Chief markers of Goldenhar syndrome are incomplete development of the ear, nose, soft palate, lip, and mandible on usually one side of the body. Additionally, some patients will have growing issues with internal organs, especially heart, kidneys and lungs. Typically, the organ will either not be present on one side or will be underdeveloped. While it is more usual for there to be problems on only one side, it has been known for defects to occur bilaterally (approximate incidence 10% of confirmed GS cases).

Other problems can include severe scoliosis (twisting of the vertebrae), limbal dermoids and hearing loss (see hearing loss with craniofacial syndromes), and deafness or blindness in one or both ears/eyes. Granulosa cell tumors may be associated as well, although rare.

==Causes==
The cause of Goldenhar syndrome is largely unknown. However, it is thought to be multifactorial, although there may be a genetic component, which would account for certain familial patterns. It has been suggested that there is a branchial arch development issue late in the first trimester.

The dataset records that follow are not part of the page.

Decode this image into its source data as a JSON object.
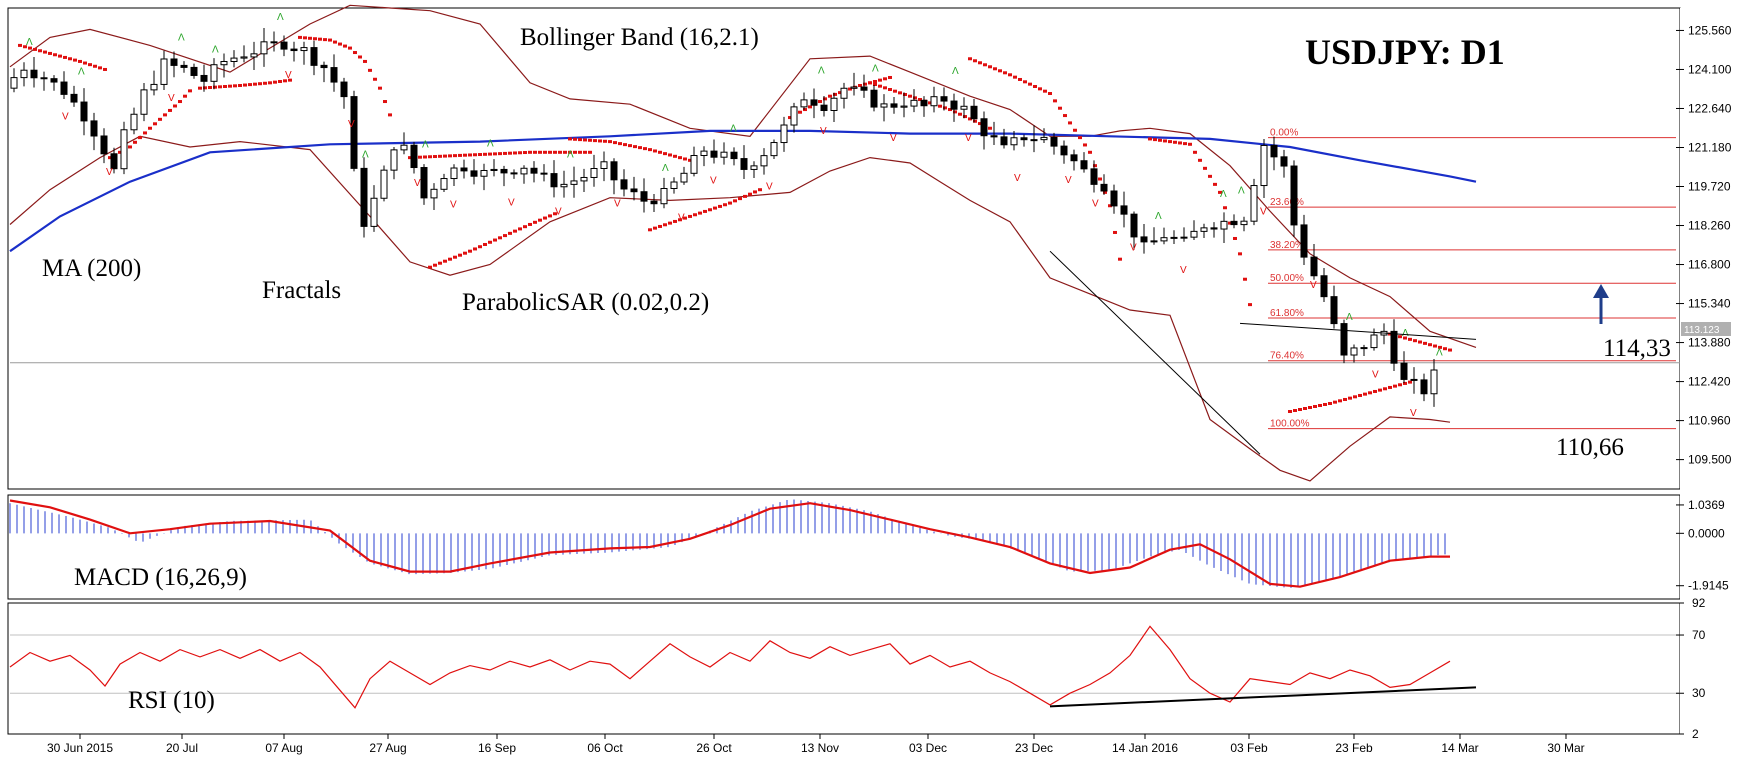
{
  "chart_data": {
    "type": "candlestick",
    "title": "USDJPY: D1",
    "main_panel": {
      "y_ticks": [
        "125.560",
        "124.100",
        "122.640",
        "121.180",
        "119.720",
        "118.260",
        "116.800",
        "115.340",
        "113.880",
        "112.420",
        "110.960",
        "109.500"
      ],
      "ylim": [
        108.4,
        126.4
      ],
      "current_price": "113.123",
      "indicator_labels": {
        "bollinger": "Bollinger Band (16,2.1)",
        "ma": "MA (200)",
        "fractals": "Fractals",
        "sar": "ParabolicSAR (0.02,0.2)"
      },
      "level_labels": {
        "resistance": "114,33",
        "support": "110,66"
      },
      "fibonacci": [
        {
          "label": "0.00%",
          "price": 121.55
        },
        {
          "label": "23.60%",
          "price": 118.95
        },
        {
          "label": "38.20%",
          "price": 117.35
        },
        {
          "label": "50.00%",
          "price": 116.1
        },
        {
          "label": "61.80%",
          "price": 114.8
        },
        {
          "label": "76.40%",
          "price": 113.2
        },
        {
          "label": "100.00%",
          "price": 110.66
        }
      ],
      "ma200": [
        [
          0,
          117.3
        ],
        [
          50,
          118.6
        ],
        [
          120,
          119.9
        ],
        [
          200,
          121.0
        ],
        [
          320,
          121.3
        ],
        [
          470,
          121.4
        ],
        [
          600,
          121.6
        ],
        [
          700,
          121.8
        ],
        [
          800,
          121.8
        ],
        [
          900,
          121.7
        ],
        [
          1000,
          121.7
        ],
        [
          1100,
          121.6
        ],
        [
          1200,
          121.5
        ],
        [
          1280,
          121.2
        ],
        [
          1350,
          120.7
        ],
        [
          1440,
          120.1
        ],
        [
          1466,
          119.9
        ]
      ],
      "bb_upper": [
        [
          0,
          124.2
        ],
        [
          40,
          125.3
        ],
        [
          80,
          125.6
        ],
        [
          140,
          125.0
        ],
        [
          220,
          124.0
        ],
        [
          300,
          125.8
        ],
        [
          340,
          126.5
        ],
        [
          380,
          126.4
        ],
        [
          420,
          126.3
        ],
        [
          470,
          125.8
        ],
        [
          520,
          123.6
        ],
        [
          560,
          123.0
        ],
        [
          620,
          122.8
        ],
        [
          680,
          121.9
        ],
        [
          740,
          121.6
        ],
        [
          800,
          124.5
        ],
        [
          860,
          124.6
        ],
        [
          900,
          124.0
        ],
        [
          960,
          123.1
        ],
        [
          1000,
          122.6
        ],
        [
          1040,
          121.6
        ],
        [
          1080,
          121.6
        ],
        [
          1110,
          121.8
        ],
        [
          1140,
          121.9
        ],
        [
          1180,
          121.7
        ],
        [
          1220,
          120.5
        ],
        [
          1260,
          118.8
        ],
        [
          1300,
          117.2
        ],
        [
          1340,
          116.3
        ],
        [
          1380,
          115.6
        ],
        [
          1420,
          114.3
        ],
        [
          1466,
          113.7
        ]
      ],
      "bb_lower": [
        [
          0,
          118.3
        ],
        [
          40,
          119.6
        ],
        [
          90,
          120.8
        ],
        [
          130,
          121.6
        ],
        [
          180,
          121.2
        ],
        [
          230,
          121.4
        ],
        [
          300,
          121.1
        ],
        [
          360,
          118.6
        ],
        [
          400,
          116.9
        ],
        [
          440,
          116.4
        ],
        [
          480,
          116.8
        ],
        [
          540,
          118.4
        ],
        [
          600,
          119.3
        ],
        [
          660,
          119.2
        ],
        [
          720,
          119.3
        ],
        [
          780,
          119.5
        ],
        [
          820,
          120.3
        ],
        [
          860,
          120.8
        ],
        [
          900,
          120.6
        ],
        [
          930,
          119.9
        ],
        [
          960,
          119.2
        ],
        [
          1000,
          118.4
        ],
        [
          1040,
          116.3
        ],
        [
          1080,
          115.7
        ],
        [
          1120,
          115.1
        ],
        [
          1160,
          114.9
        ],
        [
          1200,
          111.0
        ],
        [
          1240,
          109.9
        ],
        [
          1270,
          109.1
        ],
        [
          1300,
          108.7
        ],
        [
          1340,
          110.0
        ],
        [
          1380,
          111.1
        ],
        [
          1420,
          111.0
        ],
        [
          1440,
          110.9
        ]
      ],
      "sar_segments": [
        [
          [
            10,
            125.0
          ],
          [
            40,
            124.7
          ],
          [
            70,
            124.4
          ],
          [
            95,
            124.1
          ]
        ],
        [
          [
            100,
            120.8
          ],
          [
            120,
            121.2
          ],
          [
            140,
            121.9
          ],
          [
            155,
            122.4
          ],
          [
            170,
            122.9
          ],
          [
            180,
            123.3
          ]
        ],
        [
          [
            190,
            123.4
          ],
          [
            230,
            123.5
          ],
          [
            260,
            123.6
          ],
          [
            280,
            123.7
          ]
        ],
        [
          [
            290,
            125.3
          ],
          [
            320,
            125.2
          ],
          [
            340,
            124.9
          ],
          [
            355,
            124.4
          ],
          [
            370,
            123.4
          ],
          [
            380,
            122.4
          ]
        ],
        [
          [
            400,
            120.8
          ],
          [
            460,
            120.9
          ],
          [
            520,
            121.0
          ],
          [
            580,
            121.0
          ]
        ],
        [
          [
            420,
            116.7
          ],
          [
            460,
            117.3
          ],
          [
            490,
            117.8
          ],
          [
            520,
            118.3
          ],
          [
            545,
            118.7
          ]
        ],
        [
          [
            560,
            121.5
          ],
          [
            600,
            121.4
          ],
          [
            640,
            121.1
          ],
          [
            680,
            120.7
          ]
        ],
        [
          [
            640,
            118.1
          ],
          [
            680,
            118.6
          ],
          [
            720,
            119.1
          ],
          [
            750,
            119.6
          ]
        ],
        [
          [
            780,
            122.3
          ],
          [
            800,
            122.7
          ],
          [
            820,
            123.1
          ],
          [
            850,
            123.5
          ],
          [
            880,
            123.8
          ]
        ],
        [
          [
            860,
            123.6
          ],
          [
            900,
            123.1
          ],
          [
            940,
            122.6
          ],
          [
            980,
            121.9
          ]
        ],
        [
          [
            960,
            124.5
          ],
          [
            1000,
            123.9
          ],
          [
            1040,
            123.2
          ],
          [
            1080,
            121.0
          ],
          [
            1100,
            119.0
          ],
          [
            1110,
            117.0
          ]
        ],
        [
          [
            1140,
            121.5
          ],
          [
            1180,
            121.3
          ],
          [
            1210,
            119.5
          ],
          [
            1230,
            117.2
          ],
          [
            1240,
            115.3
          ]
        ],
        [
          [
            1280,
            111.3
          ],
          [
            1320,
            111.6
          ],
          [
            1360,
            112.0
          ],
          [
            1400,
            112.4
          ]
        ],
        [
          [
            1380,
            114.2
          ],
          [
            1410,
            113.9
          ],
          [
            1440,
            113.6
          ]
        ]
      ],
      "trendlines": [
        {
          "from": [
            1040,
            117.3
          ],
          "to": [
            1250,
            109.7
          ]
        },
        {
          "from": [
            1230,
            114.6
          ],
          "to": [
            1466,
            114.0
          ]
        }
      ]
    },
    "macd_panel": {
      "label": "MACD (16,26,9)",
      "y_ticks": [
        "1.0369",
        "0.0000",
        "-1.9145"
      ],
      "ylim": [
        -2.4,
        1.4
      ],
      "signal": [
        [
          0,
          1.2
        ],
        [
          40,
          0.95
        ],
        [
          80,
          0.5
        ],
        [
          120,
          0.0
        ],
        [
          160,
          0.15
        ],
        [
          200,
          0.35
        ],
        [
          260,
          0.45
        ],
        [
          320,
          0.1
        ],
        [
          360,
          -1.0
        ],
        [
          400,
          -1.4
        ],
        [
          440,
          -1.4
        ],
        [
          480,
          -1.1
        ],
        [
          540,
          -0.7
        ],
        [
          600,
          -0.55
        ],
        [
          640,
          -0.5
        ],
        [
          680,
          -0.2
        ],
        [
          720,
          0.3
        ],
        [
          760,
          0.9
        ],
        [
          800,
          1.1
        ],
        [
          840,
          0.85
        ],
        [
          880,
          0.5
        ],
        [
          920,
          0.15
        ],
        [
          960,
          -0.15
        ],
        [
          1000,
          -0.5
        ],
        [
          1040,
          -1.1
        ],
        [
          1080,
          -1.45
        ],
        [
          1120,
          -1.25
        ],
        [
          1160,
          -0.6
        ],
        [
          1190,
          -0.4
        ],
        [
          1220,
          -0.95
        ],
        [
          1260,
          -1.85
        ],
        [
          1290,
          -1.95
        ],
        [
          1330,
          -1.6
        ],
        [
          1380,
          -1.0
        ],
        [
          1420,
          -0.85
        ],
        [
          1440,
          -0.85
        ]
      ],
      "histogram": [
        [
          0,
          1.1
        ],
        [
          60,
          0.6
        ],
        [
          100,
          0.2
        ],
        [
          130,
          -0.35
        ],
        [
          170,
          0.25
        ],
        [
          220,
          0.45
        ],
        [
          300,
          0.5
        ],
        [
          330,
          -0.4
        ],
        [
          360,
          -1.1
        ],
        [
          400,
          -1.5
        ],
        [
          440,
          -1.45
        ],
        [
          480,
          -1.3
        ],
        [
          540,
          -0.8
        ],
        [
          600,
          -0.7
        ],
        [
          660,
          -0.5
        ],
        [
          700,
          0.1
        ],
        [
          740,
          0.8
        ],
        [
          780,
          1.25
        ],
        [
          820,
          1.1
        ],
        [
          860,
          0.8
        ],
        [
          900,
          0.3
        ],
        [
          940,
          -0.1
        ],
        [
          980,
          -0.3
        ],
        [
          1020,
          -0.8
        ],
        [
          1060,
          -1.4
        ],
        [
          1100,
          -1.35
        ],
        [
          1140,
          -0.85
        ],
        [
          1170,
          -0.6
        ],
        [
          1200,
          -1.2
        ],
        [
          1240,
          -1.85
        ],
        [
          1280,
          -2.0
        ],
        [
          1320,
          -1.7
        ],
        [
          1360,
          -1.2
        ],
        [
          1400,
          -0.9
        ],
        [
          1440,
          -0.75
        ]
      ]
    },
    "rsi_panel": {
      "label": "RSI (10)",
      "y_ticks": [
        "92",
        "70",
        "30",
        "2"
      ],
      "ylim": [
        2,
        92
      ],
      "values": [
        [
          0,
          48
        ],
        [
          20,
          58
        ],
        [
          40,
          52
        ],
        [
          60,
          56
        ],
        [
          80,
          46
        ],
        [
          95,
          35
        ],
        [
          110,
          50
        ],
        [
          130,
          58
        ],
        [
          150,
          52
        ],
        [
          170,
          60
        ],
        [
          190,
          55
        ],
        [
          210,
          60
        ],
        [
          230,
          54
        ],
        [
          250,
          60
        ],
        [
          270,
          52
        ],
        [
          290,
          58
        ],
        [
          310,
          48
        ],
        [
          330,
          32
        ],
        [
          345,
          20
        ],
        [
          360,
          40
        ],
        [
          380,
          52
        ],
        [
          400,
          44
        ],
        [
          420,
          36
        ],
        [
          440,
          44
        ],
        [
          460,
          49
        ],
        [
          480,
          46
        ],
        [
          500,
          52
        ],
        [
          520,
          48
        ],
        [
          540,
          53
        ],
        [
          560,
          46
        ],
        [
          580,
          52
        ],
        [
          600,
          50
        ],
        [
          620,
          40
        ],
        [
          640,
          52
        ],
        [
          660,
          64
        ],
        [
          680,
          55
        ],
        [
          700,
          48
        ],
        [
          720,
          58
        ],
        [
          740,
          52
        ],
        [
          760,
          66
        ],
        [
          780,
          58
        ],
        [
          800,
          54
        ],
        [
          820,
          62
        ],
        [
          840,
          56
        ],
        [
          860,
          60
        ],
        [
          880,
          64
        ],
        [
          900,
          50
        ],
        [
          920,
          56
        ],
        [
          940,
          48
        ],
        [
          960,
          52
        ],
        [
          980,
          44
        ],
        [
          1000,
          38
        ],
        [
          1020,
          30
        ],
        [
          1040,
          22
        ],
        [
          1060,
          30
        ],
        [
          1080,
          36
        ],
        [
          1100,
          44
        ],
        [
          1120,
          56
        ],
        [
          1140,
          76
        ],
        [
          1160,
          60
        ],
        [
          1180,
          40
        ],
        [
          1200,
          30
        ],
        [
          1220,
          24
        ],
        [
          1240,
          40
        ],
        [
          1260,
          38
        ],
        [
          1280,
          36
        ],
        [
          1300,
          44
        ],
        [
          1320,
          40
        ],
        [
          1340,
          46
        ],
        [
          1360,
          42
        ],
        [
          1380,
          34
        ],
        [
          1400,
          36
        ],
        [
          1420,
          44
        ],
        [
          1440,
          52
        ]
      ],
      "trendline": {
        "from": [
          1040,
          21
        ],
        "to": [
          1466,
          34
        ]
      }
    },
    "x_labels": [
      {
        "label": "30 Jun 2015",
        "x": 80
      },
      {
        "label": "20 Jul",
        "x": 182
      },
      {
        "label": "07 Aug",
        "x": 284
      },
      {
        "label": "27 Aug",
        "x": 388
      },
      {
        "label": "16 Sep",
        "x": 497
      },
      {
        "label": "06 Oct",
        "x": 605
      },
      {
        "label": "26 Oct",
        "x": 714
      },
      {
        "label": "13 Nov",
        "x": 820
      },
      {
        "label": "03 Dec",
        "x": 928
      },
      {
        "label": "23 Dec",
        "x": 1034
      },
      {
        "label": "14 Jan 2016",
        "x": 1145
      },
      {
        "label": "03 Feb",
        "x": 1249
      },
      {
        "label": "23 Feb",
        "x": 1354
      },
      {
        "label": "14 Mar",
        "x": 1460
      },
      {
        "label": "30 Mar",
        "x": 1566
      }
    ]
  }
}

An increase in Goldenhar syndrome in the children of Gulf War veterans has been suggested, but the difference was shown to be statistically insignificant.

==Diagnosis==
No general consensus on the minimal diagnostic criteria exists. The syndrome is characterized by hemifacial microsomia due to underdevelopment of structures derived from the 1st and 2nd branchial arches such as eyes, ears, palate, mandible. However, the presentation of the syndrome is highly variable. Some of its features may include:
- Ocular abnormalities: epibulbar dermoids, microphthalmia, anophthalmia, eye asymmetry or dysmorphy.
- Otorhinolaryngological abnormalities: microtia, anotia, partial to complete atresia of external acoustic meatus, preauricular appendages, deafness, and microsomia.
- Skeletal abnormalities: mandibular deformities, torticollis, scoliosis, kyphosis. * Other organ abnormalities: cardiac defects (most frequently atrial septal defect and ventricular septal defects), and renal defects such as agenesis or multicystic kidneys.
- Other features: Small stature, delayed psychomotor development, intellectual disability (seen with cerebral developmental anomalies and microphthalmia), speech disorders and autistic behaviors

==Treatment==
Treatment is usually confined to such surgical intervention as may be necessary to help the child to develop e.g. jaw distraction/bone grafts, ocular dermoid debulking (see below), repairing cleft palate/lip, repairing heart malformations or spinal surgery. Some patients with Goldenhar syndrome will require assistance as they grow by means of hearing aids or glasses. Stem cell grafting (womb tissue grafting) has been successfully used to "reprogram" eye dermoids, effectively halting the regrowth of eye dermoids. These tissues that grow on the eye are "mis-programmed" cells (sometimes tooth or nail cells instead of eye cells).

==Epidemiology==
Prevalence ranges from 1 in 3,500 to 8,500 births.

==Eponym==
The condition was documented in 1952 by Belgian–American ophthalmologist Maurice Goldenhar (1924–2001).